Learn a basic skill for your electronics hobby.

Skip straight to the table of contents if you are in a hurry.

If you build electronics projects, you will eventually reach a point where a solderless breadboard just won’t do any more. You’ll either need or want to make something more permanent. Or, maybe you’ll buy a kit to build something that you can’t yet design on your own.

In any case, a permanent circuit usually translates to a printed circuit board (PCB) with the parts soldered on.

At this point, you’ll have to learn to solder.

Back when I learned to solder as a kid, all I had to go on were drawings and descriptions in books I borrowed from the school library. They weren’t all that good, but I got the idea somehow and managed to get pretty good at it.

You’d think things were better today, what with the internet and YouTube.

You’d be wrong.

Written tutorials are few and far between - good ones are even scarcer. I’m no friend of learning from YouTube videos - those tend to be of even lower quality than the written tutorials. In most cases, the drawings or photos (or video sequences) don’t show you what things really look like while you are working. The pictures are from a different angle, or the drawings are generic sketches - and the videos may have started out high resolution, but YouTube squeezes them to the point of fuzzy uselessness. I find written explanations easier to follow than videos, in any case. I can scan rapidly back and forth to compare the text, the pictures, and the reality much faster in a written lesson than I can scrub through a video trying to find the passage I need to listen to again.

Then there’s the whole subject of surface mount devices (SMD) - those itty little tiny parts only a few millimeters long and wide that have replaced the larger through hole parts that I grew up with. Somehow, folks have gotten the idea that SMD parts are hard to solder and otherwise work with. Fact is, I’ve quit using through hole parts. Anything I make these days is all SMD except for connectors or specialty parts that only come in through hole packages. SMD parts are in fact much easier to work with than the old through hole parts. I solder them all by hand. I don’t own a reflow oven or a tube of solder paste. Just a beat up, cheap soldering iron from the hardware store and regular solder - I don’t even own a bottle of flux.

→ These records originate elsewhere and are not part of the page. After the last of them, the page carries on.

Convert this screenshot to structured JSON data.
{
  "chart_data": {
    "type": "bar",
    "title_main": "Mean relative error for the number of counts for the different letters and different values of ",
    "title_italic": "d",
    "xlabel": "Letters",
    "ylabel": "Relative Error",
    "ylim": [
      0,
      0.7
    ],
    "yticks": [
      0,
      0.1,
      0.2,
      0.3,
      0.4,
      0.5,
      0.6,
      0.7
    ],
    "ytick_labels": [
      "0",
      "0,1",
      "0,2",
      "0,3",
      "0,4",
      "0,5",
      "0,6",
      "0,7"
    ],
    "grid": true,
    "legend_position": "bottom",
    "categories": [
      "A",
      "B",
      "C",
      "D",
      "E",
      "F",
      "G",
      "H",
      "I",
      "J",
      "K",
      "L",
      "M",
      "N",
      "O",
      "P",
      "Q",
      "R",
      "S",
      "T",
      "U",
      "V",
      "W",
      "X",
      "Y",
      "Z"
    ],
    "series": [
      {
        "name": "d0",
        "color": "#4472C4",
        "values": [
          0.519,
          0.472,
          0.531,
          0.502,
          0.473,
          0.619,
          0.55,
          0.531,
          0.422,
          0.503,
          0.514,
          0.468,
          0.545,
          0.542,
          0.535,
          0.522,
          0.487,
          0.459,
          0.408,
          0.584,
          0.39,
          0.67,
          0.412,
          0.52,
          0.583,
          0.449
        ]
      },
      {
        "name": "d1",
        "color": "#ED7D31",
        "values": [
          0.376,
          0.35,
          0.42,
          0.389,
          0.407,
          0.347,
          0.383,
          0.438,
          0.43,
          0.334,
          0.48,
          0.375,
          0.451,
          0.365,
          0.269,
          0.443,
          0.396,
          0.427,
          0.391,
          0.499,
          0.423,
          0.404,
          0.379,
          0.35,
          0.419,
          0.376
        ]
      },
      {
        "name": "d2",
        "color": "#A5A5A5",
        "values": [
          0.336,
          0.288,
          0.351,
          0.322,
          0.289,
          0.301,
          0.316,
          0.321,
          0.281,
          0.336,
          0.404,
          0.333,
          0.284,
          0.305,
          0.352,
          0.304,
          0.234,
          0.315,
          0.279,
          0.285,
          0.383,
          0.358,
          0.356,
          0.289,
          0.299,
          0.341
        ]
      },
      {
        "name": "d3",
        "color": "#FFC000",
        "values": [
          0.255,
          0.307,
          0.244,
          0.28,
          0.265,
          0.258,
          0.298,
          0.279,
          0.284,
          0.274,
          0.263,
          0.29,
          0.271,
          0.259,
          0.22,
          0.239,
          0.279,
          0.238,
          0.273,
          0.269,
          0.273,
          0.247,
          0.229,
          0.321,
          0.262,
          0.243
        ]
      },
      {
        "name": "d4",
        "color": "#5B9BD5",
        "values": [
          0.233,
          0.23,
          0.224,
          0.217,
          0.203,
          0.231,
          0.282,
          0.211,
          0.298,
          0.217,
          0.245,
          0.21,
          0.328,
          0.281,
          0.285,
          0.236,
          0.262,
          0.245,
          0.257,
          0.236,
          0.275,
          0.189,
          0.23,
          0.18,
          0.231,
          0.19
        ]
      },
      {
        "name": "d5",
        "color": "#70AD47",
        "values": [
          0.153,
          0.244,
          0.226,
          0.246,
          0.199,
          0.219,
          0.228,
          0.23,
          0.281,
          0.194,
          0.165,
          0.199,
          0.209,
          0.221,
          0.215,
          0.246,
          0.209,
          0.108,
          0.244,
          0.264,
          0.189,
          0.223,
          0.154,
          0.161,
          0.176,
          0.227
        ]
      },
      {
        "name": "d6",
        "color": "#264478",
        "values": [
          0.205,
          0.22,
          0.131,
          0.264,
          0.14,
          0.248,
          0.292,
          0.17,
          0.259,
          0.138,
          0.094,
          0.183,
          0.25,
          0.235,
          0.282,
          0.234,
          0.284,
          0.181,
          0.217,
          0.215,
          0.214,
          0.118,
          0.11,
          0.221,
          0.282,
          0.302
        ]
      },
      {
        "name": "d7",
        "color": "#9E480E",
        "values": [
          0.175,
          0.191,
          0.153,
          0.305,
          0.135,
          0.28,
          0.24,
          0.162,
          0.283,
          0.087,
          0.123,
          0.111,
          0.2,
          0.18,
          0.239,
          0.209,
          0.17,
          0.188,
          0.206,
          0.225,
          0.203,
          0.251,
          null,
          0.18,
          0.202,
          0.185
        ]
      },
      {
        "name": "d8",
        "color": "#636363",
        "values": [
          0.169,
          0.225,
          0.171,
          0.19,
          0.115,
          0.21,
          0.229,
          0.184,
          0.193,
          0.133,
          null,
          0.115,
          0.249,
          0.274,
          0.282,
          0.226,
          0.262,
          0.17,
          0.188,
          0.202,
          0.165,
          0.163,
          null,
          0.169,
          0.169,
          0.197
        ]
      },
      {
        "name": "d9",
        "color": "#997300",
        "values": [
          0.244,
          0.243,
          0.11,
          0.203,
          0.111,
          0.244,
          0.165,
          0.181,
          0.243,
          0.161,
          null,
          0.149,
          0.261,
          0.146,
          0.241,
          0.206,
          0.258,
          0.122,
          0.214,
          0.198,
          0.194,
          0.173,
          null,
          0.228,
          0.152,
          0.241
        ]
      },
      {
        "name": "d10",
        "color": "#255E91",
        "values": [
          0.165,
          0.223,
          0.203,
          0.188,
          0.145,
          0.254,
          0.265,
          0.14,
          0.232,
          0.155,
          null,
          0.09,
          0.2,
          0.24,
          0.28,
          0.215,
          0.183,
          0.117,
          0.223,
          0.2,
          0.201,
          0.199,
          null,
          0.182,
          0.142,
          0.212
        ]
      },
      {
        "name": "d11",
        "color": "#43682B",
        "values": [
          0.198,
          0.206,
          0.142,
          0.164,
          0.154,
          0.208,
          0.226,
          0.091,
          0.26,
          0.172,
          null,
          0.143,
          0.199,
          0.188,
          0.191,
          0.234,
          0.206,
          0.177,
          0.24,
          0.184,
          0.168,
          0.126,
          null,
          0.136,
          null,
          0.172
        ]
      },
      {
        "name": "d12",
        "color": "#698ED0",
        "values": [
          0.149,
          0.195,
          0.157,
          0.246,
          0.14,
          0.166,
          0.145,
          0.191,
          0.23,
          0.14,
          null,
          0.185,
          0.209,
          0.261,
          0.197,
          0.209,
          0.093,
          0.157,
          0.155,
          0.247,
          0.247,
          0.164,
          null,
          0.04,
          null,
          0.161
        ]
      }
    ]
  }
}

The subject comes up periodically over on the Electrical Engineering Stack Exchange, and it showed up in real life a couple of weeks ago when a person I work with cussed about how difficult it is to learn how to solder.

Since I’m pretty good at it (I spent over 10 years working as an electronics technician,) I thought I’d write up my experiences and show how it is done.

To that end, I built the “Box o’ Buttons” and wrote the EyeGore software and built the EyeGore camera so that I can make photos showing exactly what things should look like when you solder.

Just so you know I’m not talking through my hat, here’s a couple of photos of a project I designed and built a few months ago:

RF Concho - hand soldered SMD parts
RF Concho front
RF Concho back

See that little thingy I circled in red? That is a 0201 sized SMD capacitor. Wikipedia says that those parts are 0.25 millimeters by 0.125 millimeters in size (that’s 0.01 by 0.005 inches.) I soldered it and all the other parts in those pictures by hand. If you follow the instructions in this series (and practice,) then you will be able to solder like that as well.

I’m going to make a series of blog posts over the next few days that will take you from getting the needed equipment all the way to soldering 0201 sized SMD parts.

I’m going to link all of the posts in a single table of contents to organize things. For now, it is just a list of the things I plan to write about. Come back by and check again - I’ll update it as I go along.

For now, I’m going to take a break. I was up way too late last night finishing up EyeGore.